Trieste non è esclusa dalle ramificazioni del complesso militare-industriale:

  • Attraverso la rotta balcanica transitano migliaia di persone in fuga. Transitano proprio dove, a pochi chilometri di distanza, la Selex ES di Leonardo (ex-Finmeccanica) a Ronchi dei Legionari produce droni di spionaggio e sorveglianza, anche potenzialmente di attacco, con la possibilità di armarli di missili aria-terra. Tra i clienti di queste armi -oltre a Congo, Arabia Saudita e Frontex (agenzia impegnata nel controllo delle frontiere dell’UE)- c’è anche il Pakistan, da cui provengono oltre la metà delle richieste asilo presentate in Friuli Venezia Giulia negli ultimi anni.
  • A metà maggio 2019 una nave della Bahri Bolloré ha attraccato al porto di Monfalcone per scaricare tondini di ferro. Era carica di 360 bazooka e 415 missili anticarro ucraini destinati all’Arabia Saudita, che sta devastando lo Yemen in una guerra sanguinosa.
  • Il Porto di Trieste è invece storicamente impegnato in fitti rapporti commerciali con la Turchia di Erdogan, uno stato autoritario in perenne assetto da guerra: è coinvolto in Yemen, essendo partner della coalizione saudita; è responsabile dell’aggressione verso l’esperienza del confederalismo democratico in Rojava (Siria del Nord); è invischiato nel caos libico, anche attraverso milizie jihadiste. Nella politica interna viola arbitrariamente le libertà civili ed è noto nella persecuzione verso i richiedenti asilo e rifugiati con i finanziamenti dall’Unione Europea.

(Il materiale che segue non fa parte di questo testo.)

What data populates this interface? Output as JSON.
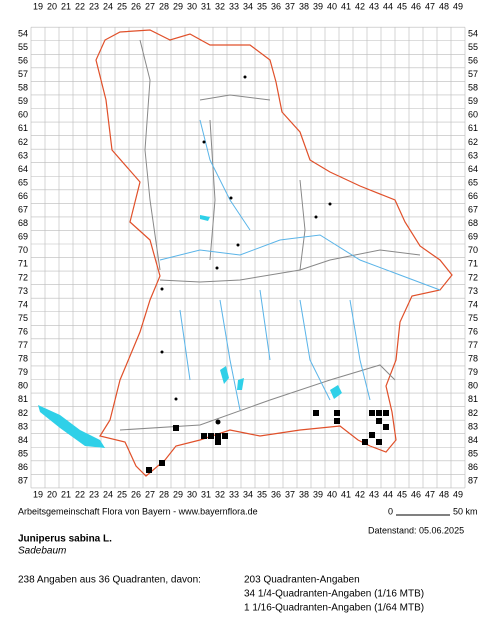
{
  "map": {
    "columns": [
      19,
      20,
      21,
      22,
      23,
      24,
      25,
      26,
      27,
      28,
      29,
      30,
      31,
      32,
      33,
      34,
      35,
      36,
      37,
      38,
      39,
      40,
      41,
      42,
      43,
      44,
      45,
      46,
      47,
      48,
      49
    ],
    "rows": [
      54,
      55,
      56,
      57,
      58,
      59,
      60,
      61,
      62,
      63,
      64,
      65,
      66,
      67,
      68,
      69,
      70,
      71,
      72,
      73,
      74,
      75,
      76,
      77,
      78,
      79,
      80,
      81,
      82,
      83,
      84,
      85,
      86,
      87
    ]
  },
  "footer": {
    "credit": "Arbeitsgemeinschaft Flora von Bayern - www.bayernflora.de",
    "scale_start": "0",
    "scale_end": "50 km",
    "date": "Datenstand: 05.06.2025"
  },
  "species": {
    "name": "Juniperus sabina L.",
    "common": "Sadebaum"
  },
  "stats": {
    "total": "238 Angaben aus 36 Quadranten, davon:",
    "lines": [
      "203 Quadranten-Angaben",
      "34 1/4-Quadranten-Angaben (1/16 MTB)",
      "1 1/16-Quadranten-Angaben (1/64 MTB)"
    ]
  }
}
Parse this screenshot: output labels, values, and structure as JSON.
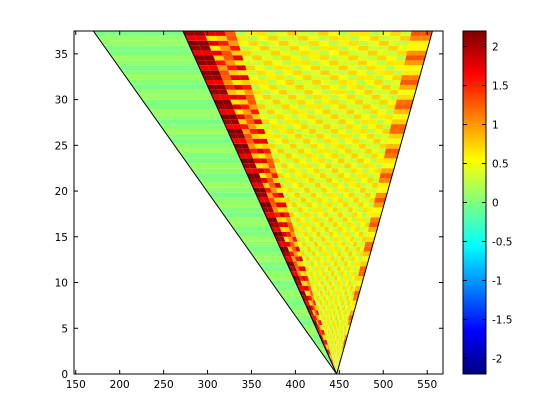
{
  "chart_data": {
    "type": "heatmap",
    "title": "",
    "xlabel": "",
    "ylabel": "",
    "xlim": [
      148,
      568
    ],
    "ylim": [
      0,
      37.5
    ],
    "xticks": [
      150,
      200,
      250,
      300,
      350,
      400,
      450,
      500,
      550
    ],
    "yticks": [
      0,
      5,
      10,
      15,
      20,
      25,
      30,
      35
    ],
    "colorbar": {
      "colormap": "jet",
      "range": [
        -2.2,
        2.2
      ],
      "ticks": [
        -2,
        -1.5,
        -1,
        -0.5,
        0,
        0.5,
        1,
        1.5,
        2
      ]
    },
    "lines": [
      {
        "name": "",
        "points": [
          [
            447,
            0
          ],
          [
            170,
            37.5
          ]
        ]
      },
      {
        "name": "",
        "points": [
          [
            447,
            0
          ],
          [
            272,
            37.5
          ]
        ]
      },
      {
        "name": "",
        "points": [
          [
            447,
            0
          ],
          [
            556,
            37.5
          ]
        ]
      }
    ],
    "regions": {
      "left_fan": {
        "apex": [
          447,
          0
        ],
        "edges": [
          170,
          272
        ],
        "level": 0.05
      },
      "main_fan": {
        "apex": [
          447,
          0
        ],
        "edges": [
          272,
          556
        ],
        "level": 0.5,
        "peak": 2.2
      }
    },
    "grid": false,
    "legend": "none"
  }
}
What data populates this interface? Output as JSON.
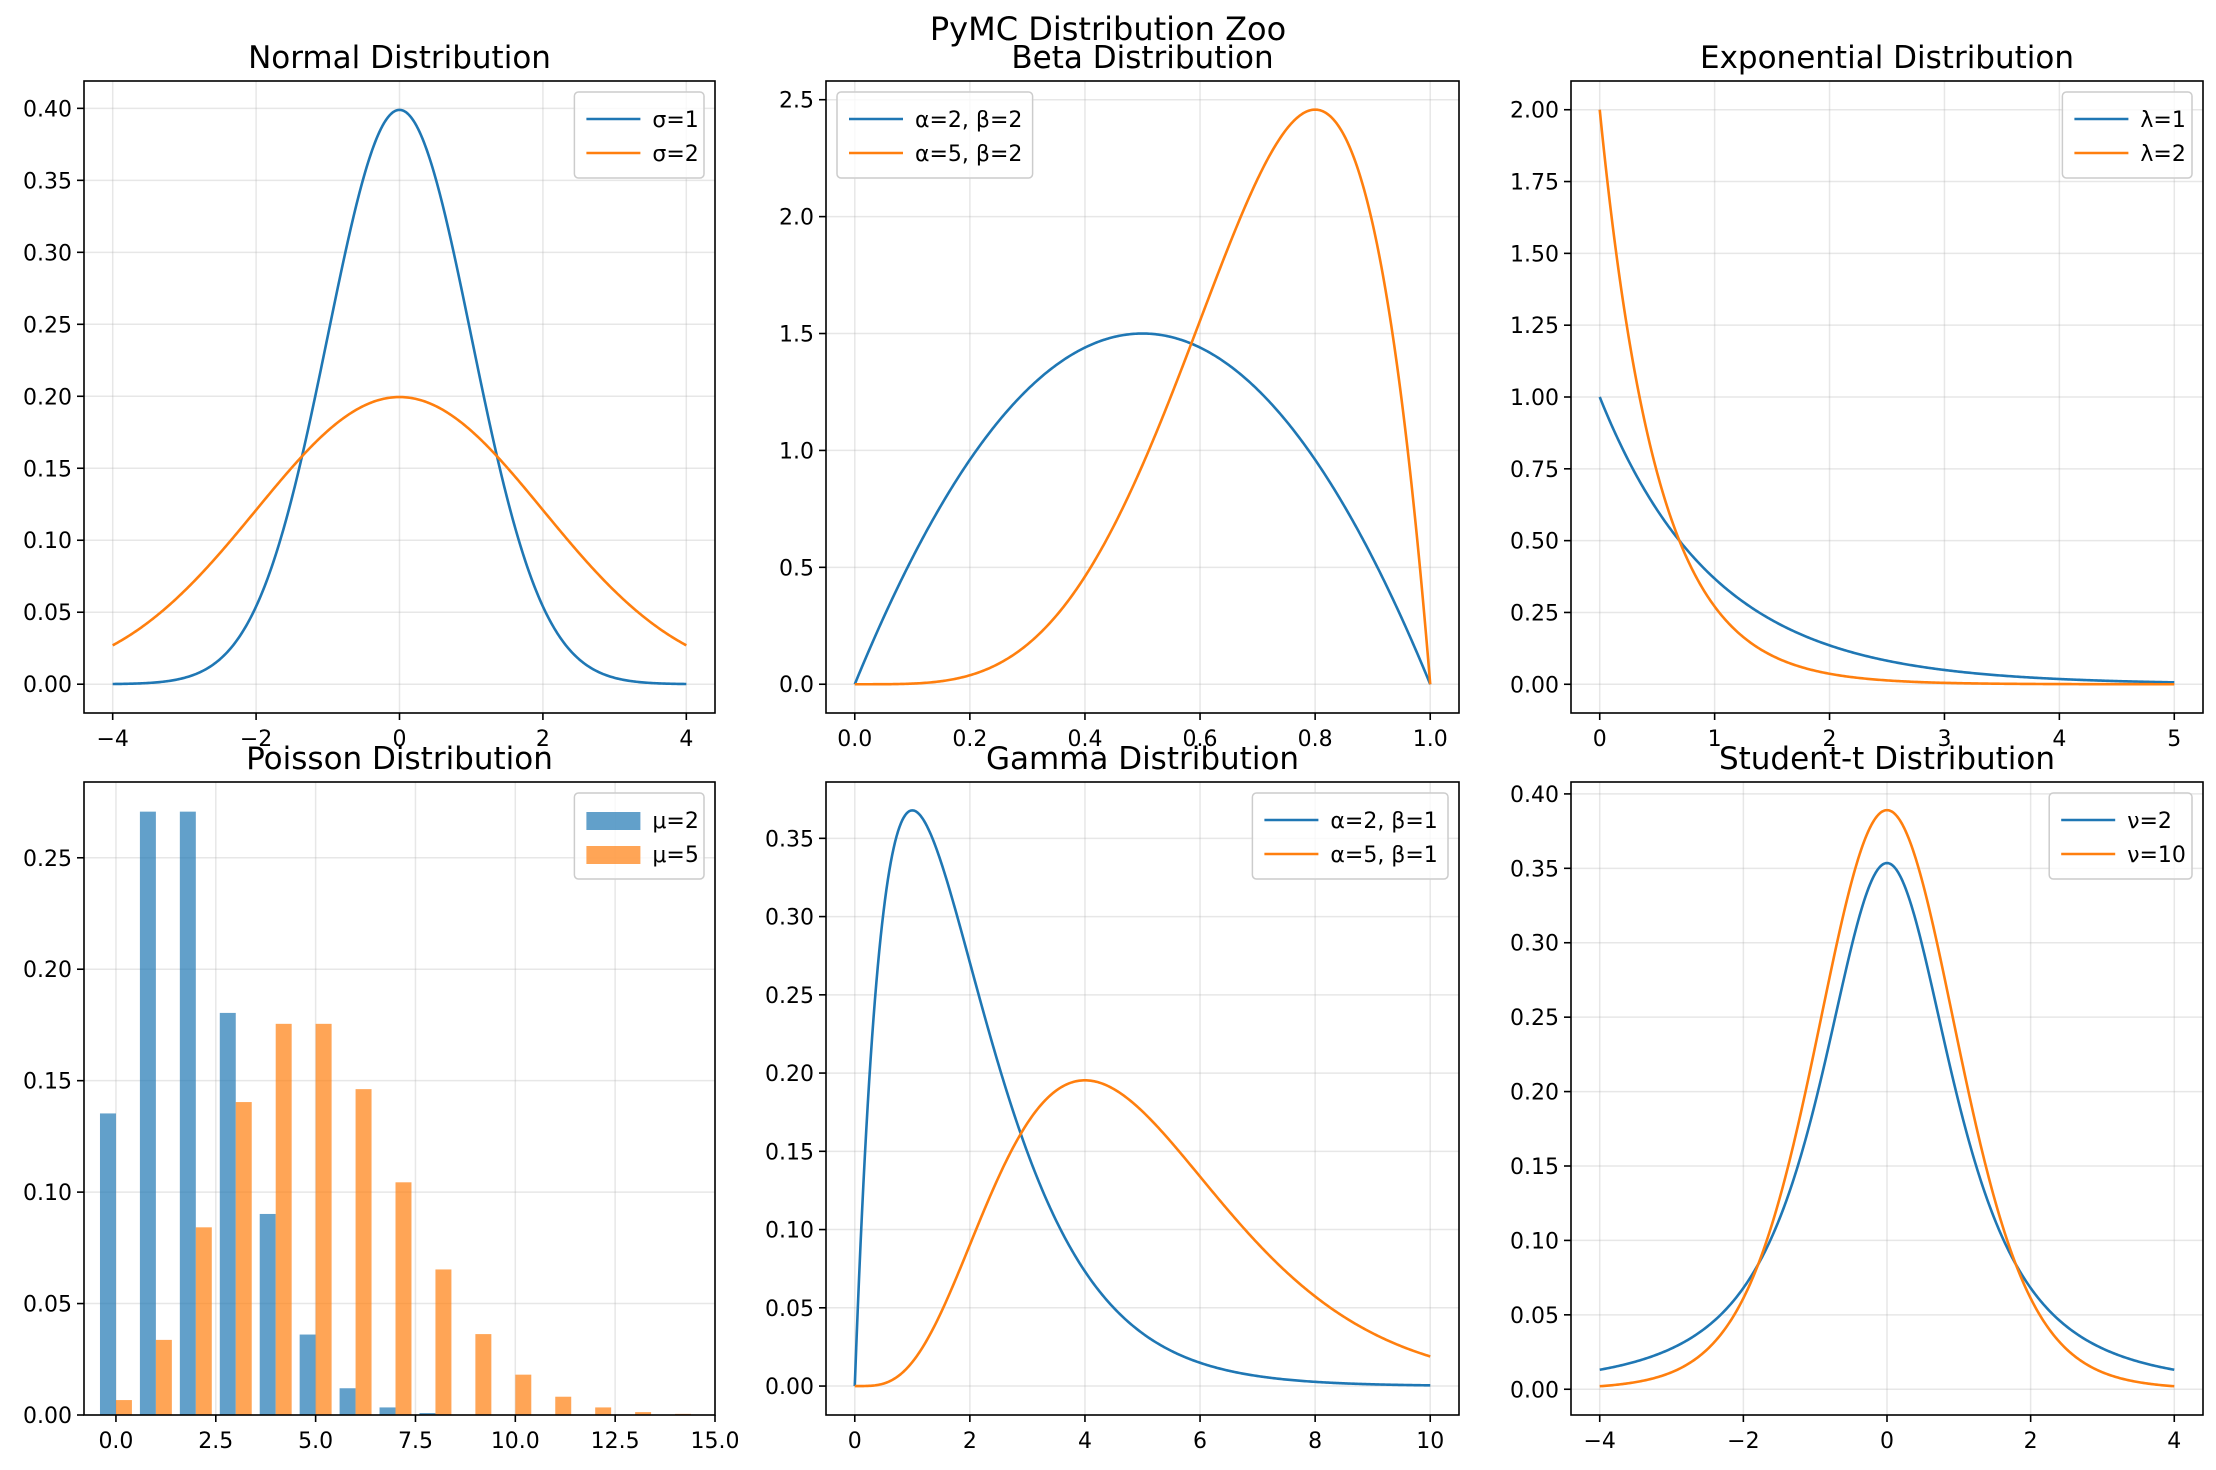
{
  "figure": {
    "title": "PyMC Distribution Zoo",
    "colors": {
      "blue": "#1f77b4",
      "orange": "#ff7f0e"
    }
  },
  "chart_data": [
    {
      "type": "line",
      "title": "Normal Distribution",
      "distribution": "normal",
      "xlim": [
        -4.4,
        4.4
      ],
      "ylim": [
        -0.02,
        0.419
      ],
      "xticks": [
        -4,
        -2,
        0,
        2,
        4
      ],
      "yticks": [
        0.0,
        0.05,
        0.1,
        0.15,
        0.2,
        0.25,
        0.3,
        0.35,
        0.4
      ],
      "ytick_decimals": 2,
      "xrange": [
        -4,
        4
      ],
      "grid": true,
      "legend": "top-right",
      "series": [
        {
          "name": "σ=1",
          "params": {
            "mu": 0,
            "sigma": 1
          },
          "color": "#1f77b4"
        },
        {
          "name": "σ=2",
          "params": {
            "mu": 0,
            "sigma": 2
          },
          "color": "#ff7f0e"
        }
      ]
    },
    {
      "type": "line",
      "title": "Beta Distribution",
      "distribution": "beta",
      "xlim": [
        -0.05,
        1.05
      ],
      "ylim": [
        -0.123,
        2.58
      ],
      "xticks": [
        0.0,
        0.2,
        0.4,
        0.6,
        0.8,
        1.0
      ],
      "yticks": [
        0.0,
        0.5,
        1.0,
        1.5,
        2.0,
        2.5
      ],
      "ytick_decimals": 1,
      "xtick_decimals": 1,
      "xrange": [
        0,
        1
      ],
      "grid": true,
      "legend": "top-left",
      "series": [
        {
          "name": "α=2, β=2",
          "params": {
            "alpha": 2,
            "beta": 2
          },
          "color": "#1f77b4"
        },
        {
          "name": "α=5, β=2",
          "params": {
            "alpha": 5,
            "beta": 2
          },
          "color": "#ff7f0e"
        }
      ]
    },
    {
      "type": "line",
      "title": "Exponential Distribution",
      "distribution": "exponential",
      "xlim": [
        -0.25,
        5.25
      ],
      "ylim": [
        -0.1,
        2.1
      ],
      "xticks": [
        0,
        1,
        2,
        3,
        4,
        5
      ],
      "yticks": [
        0.0,
        0.25,
        0.5,
        0.75,
        1.0,
        1.25,
        1.5,
        1.75,
        2.0
      ],
      "ytick_decimals": 2,
      "xrange": [
        0,
        5
      ],
      "grid": true,
      "legend": "top-right",
      "series": [
        {
          "name": "λ=1",
          "params": {
            "lambda": 1
          },
          "color": "#1f77b4"
        },
        {
          "name": "λ=2",
          "params": {
            "lambda": 2
          },
          "color": "#ff7f0e"
        }
      ]
    },
    {
      "type": "bar",
      "title": "Poisson Distribution",
      "xlim": [
        -0.8,
        15.0
      ],
      "ylim": [
        0,
        0.284
      ],
      "xticks": [
        0.0,
        2.5,
        5.0,
        7.5,
        10.0,
        12.5,
        15.0
      ],
      "yticks": [
        0.0,
        0.05,
        0.1,
        0.15,
        0.2,
        0.25
      ],
      "ytick_decimals": 2,
      "xtick_decimals": 1,
      "grid": true,
      "legend": "top-right",
      "categories": [
        0,
        1,
        2,
        3,
        4,
        5,
        6,
        7,
        8,
        9,
        10,
        11,
        12,
        13,
        14
      ],
      "bar_width": 0.4,
      "series": [
        {
          "name": "μ=2",
          "color": "#1f77b4",
          "offset": -0.2,
          "values": [
            0.1353,
            0.2707,
            0.2707,
            0.1804,
            0.0902,
            0.0361,
            0.012,
            0.0034,
            0.0009,
            0.0002,
            0.0,
            0.0,
            0.0,
            0.0,
            0.0
          ]
        },
        {
          "name": "μ=5",
          "color": "#ff7f0e",
          "offset": 0.2,
          "values": [
            0.0067,
            0.0337,
            0.0842,
            0.1404,
            0.1755,
            0.1755,
            0.1462,
            0.1044,
            0.0653,
            0.0363,
            0.0181,
            0.0082,
            0.0034,
            0.0013,
            0.0005
          ]
        }
      ]
    },
    {
      "type": "line",
      "title": "Gamma Distribution",
      "distribution": "gamma",
      "xlim": [
        -0.5,
        10.5
      ],
      "ylim": [
        -0.0185,
        0.386
      ],
      "xticks": [
        0,
        2,
        4,
        6,
        8,
        10
      ],
      "yticks": [
        0.0,
        0.05,
        0.1,
        0.15,
        0.2,
        0.25,
        0.3,
        0.35
      ],
      "ytick_decimals": 2,
      "xrange": [
        0,
        10
      ],
      "grid": true,
      "legend": "top-right",
      "series": [
        {
          "name": "α=2, β=1",
          "params": {
            "alpha": 2,
            "beta": 1
          },
          "color": "#1f77b4"
        },
        {
          "name": "α=5, β=1",
          "params": {
            "alpha": 5,
            "beta": 1
          },
          "color": "#ff7f0e"
        }
      ]
    },
    {
      "type": "line",
      "title": "Student-t Distribution",
      "distribution": "student_t",
      "xlim": [
        -4.4,
        4.4
      ],
      "ylim": [
        -0.0173,
        0.408
      ],
      "xticks": [
        -4,
        -2,
        0,
        2,
        4
      ],
      "yticks": [
        0.0,
        0.05,
        0.1,
        0.15,
        0.2,
        0.25,
        0.3,
        0.35,
        0.4
      ],
      "ytick_decimals": 2,
      "xrange": [
        -4,
        4
      ],
      "grid": true,
      "legend": "top-right",
      "series": [
        {
          "name": "ν=2",
          "params": {
            "nu": 2
          },
          "color": "#1f77b4"
        },
        {
          "name": "ν=10",
          "params": {
            "nu": 10
          },
          "color": "#ff7f0e"
        }
      ]
    }
  ]
}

  • L’11 gennaio 2020 è partita dal Porto di Trieste la nave di tipologia Ro-Ro “UND ATILIM”, battente bandiera turca, attraccando nuovamente a Trieste il 18 gennaio dopo un itinerario tra l’Adriatico e la Grecia. Trasportava cargo HAZARD A (Major), ovvero PERICOLO A (Maggiore): presumibilmente, quindi, armamenti.

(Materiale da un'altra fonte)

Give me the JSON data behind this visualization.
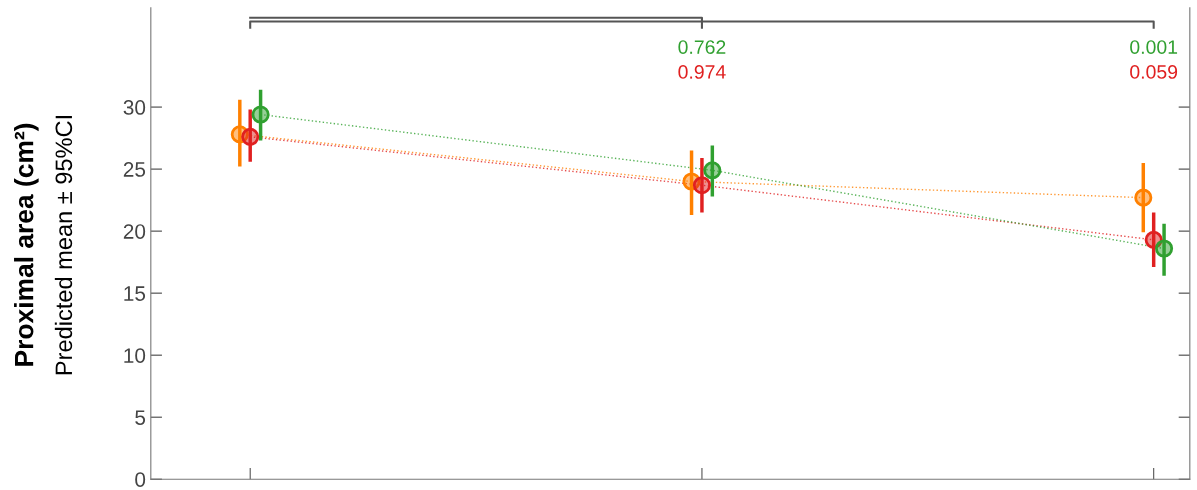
{
  "chart_data": {
    "type": "line",
    "ylabel": "Proximal area (cm²)\nPredicted mean ± 95%CI",
    "categories": [
      null,
      null,
      null
    ],
    "series": [
      {
        "color": "#ff8000",
        "values": [
          27.8,
          24.0,
          22.7
        ],
        "errors": [
          [
            25.2,
            30.6
          ],
          [
            21.3,
            26.5
          ],
          [
            19.9,
            25.5
          ]
        ]
      },
      {
        "color": "#e02020",
        "values": [
          27.6,
          23.7,
          19.3
        ],
        "errors": [
          [
            25.6,
            29.8
          ],
          [
            21.5,
            25.9
          ],
          [
            17.1,
            21.5
          ]
        ]
      },
      {
        "color": "#30a030",
        "values": [
          29.4,
          24.9,
          18.6
        ],
        "errors": [
          [
            27.3,
            31.4
          ],
          [
            22.8,
            26.9
          ],
          [
            16.4,
            20.6
          ]
        ]
      }
    ],
    "annotations": [
      "0.762",
      "0.974",
      "0.001",
      "0.059"
    ],
    "ylim": [
      0,
      38
    ],
    "yticks": [
      0,
      5,
      10,
      15,
      20,
      25,
      30
    ],
    "tick_labels": "y",
    "grid": false,
    "legend": false,
    "marker": "circle",
    "line_style": "dotted"
  }
}
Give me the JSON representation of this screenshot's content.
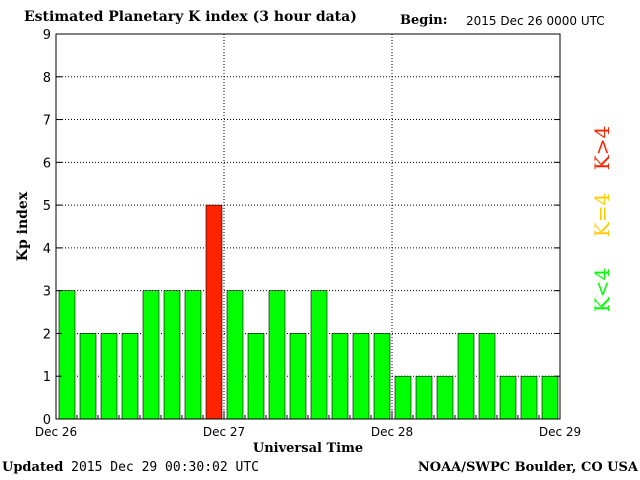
{
  "header": {
    "title": "Estimated Planetary K index (3 hour data)",
    "begin_label": "Begin:",
    "begin_value": "2015 Dec 26 0000 UTC"
  },
  "footer": {
    "updated_label": "Updated",
    "updated_value": "2015 Dec 29 00:30:02 UTC",
    "credit": "NOAA/SWPC Boulder, CO USA"
  },
  "colors": {
    "low": "#00ff00",
    "equal": "#ffcc00",
    "high": "#ff2200",
    "grid": "#000000"
  },
  "legend": [
    {
      "text": "K<4",
      "color": "#00ff00"
    },
    {
      "text": "K=4",
      "color": "#ffcc00"
    },
    {
      "text": "K>4",
      "color": "#ff2200"
    }
  ],
  "chart_data": {
    "type": "bar",
    "xlabel": "Universal Time",
    "ylabel": "Kp index",
    "ylim": [
      0,
      9
    ],
    "yticks": [
      0,
      1,
      2,
      3,
      4,
      5,
      6,
      7,
      8,
      9
    ],
    "xtick_labels": [
      "Dec 26",
      "Dec 27",
      "Dec 28",
      "Dec 29"
    ],
    "grid": true,
    "legend_position": "right, vertical",
    "values": [
      3,
      2,
      2,
      2,
      3,
      3,
      3,
      5,
      3,
      2,
      3,
      2,
      3,
      2,
      2,
      2,
      1,
      1,
      1,
      2,
      2,
      1,
      1,
      1
    ]
  }
}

  • Il 12 gennaio era la volta di “Assos Seaways”, altra nave battente bandiera turca. Ancora al Porto di Trieste, ancora con il sospetto di imbarcare armamenti gommati.

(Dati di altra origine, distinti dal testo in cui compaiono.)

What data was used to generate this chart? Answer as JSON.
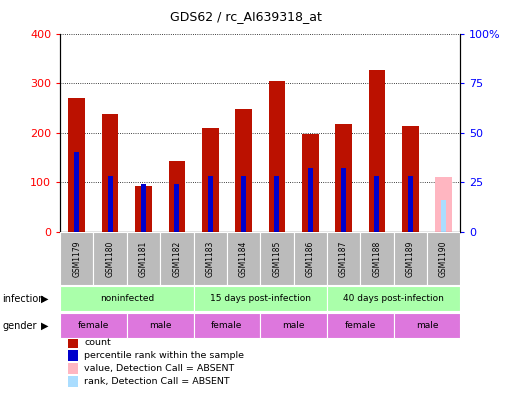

  • Il 21 gennaio un altro attracco di una nave Ro-Ro e con cargo “Hazard A – Major”, ovvero “Pericolo A – Maggiore”, la UN INSTANBUL.

Non sappiamo con esattezza se trasportassero armi. E’ probabile, almeno quanto è sicura la propensione militare del boia Erdogan. Sappiamo invece con certezza che la guerra comincia nei nostri territori: dalle basi militari ai laboratori di ricerca, dalla produzione di armi alla logistica degli armamenti. Boicottare la guerra è possibile, anche cominciando da casa nostra. Ce l’hanno dimostrato i portuali genovesi, che dallo scorso maggio sono in mobilitazione per impedire l’imbarco di materiale bellico destinato alle guerre dell’Arabia Saudita. Fermare la guerra è possibile, i suoi ingranaggi sono ovunque!

Cosa possiamo fare?
Se nessuno ne parla, sta a noi raccogliere informazioni, metterle a disposizione di tutt*, riordinare i fili della produzione, del traffico e delle conseguenze delle guerra!
Se nessuno fa niente, sta a noi organizzarci, mobilitarci e bloccare i meccanismi di morte della guerra!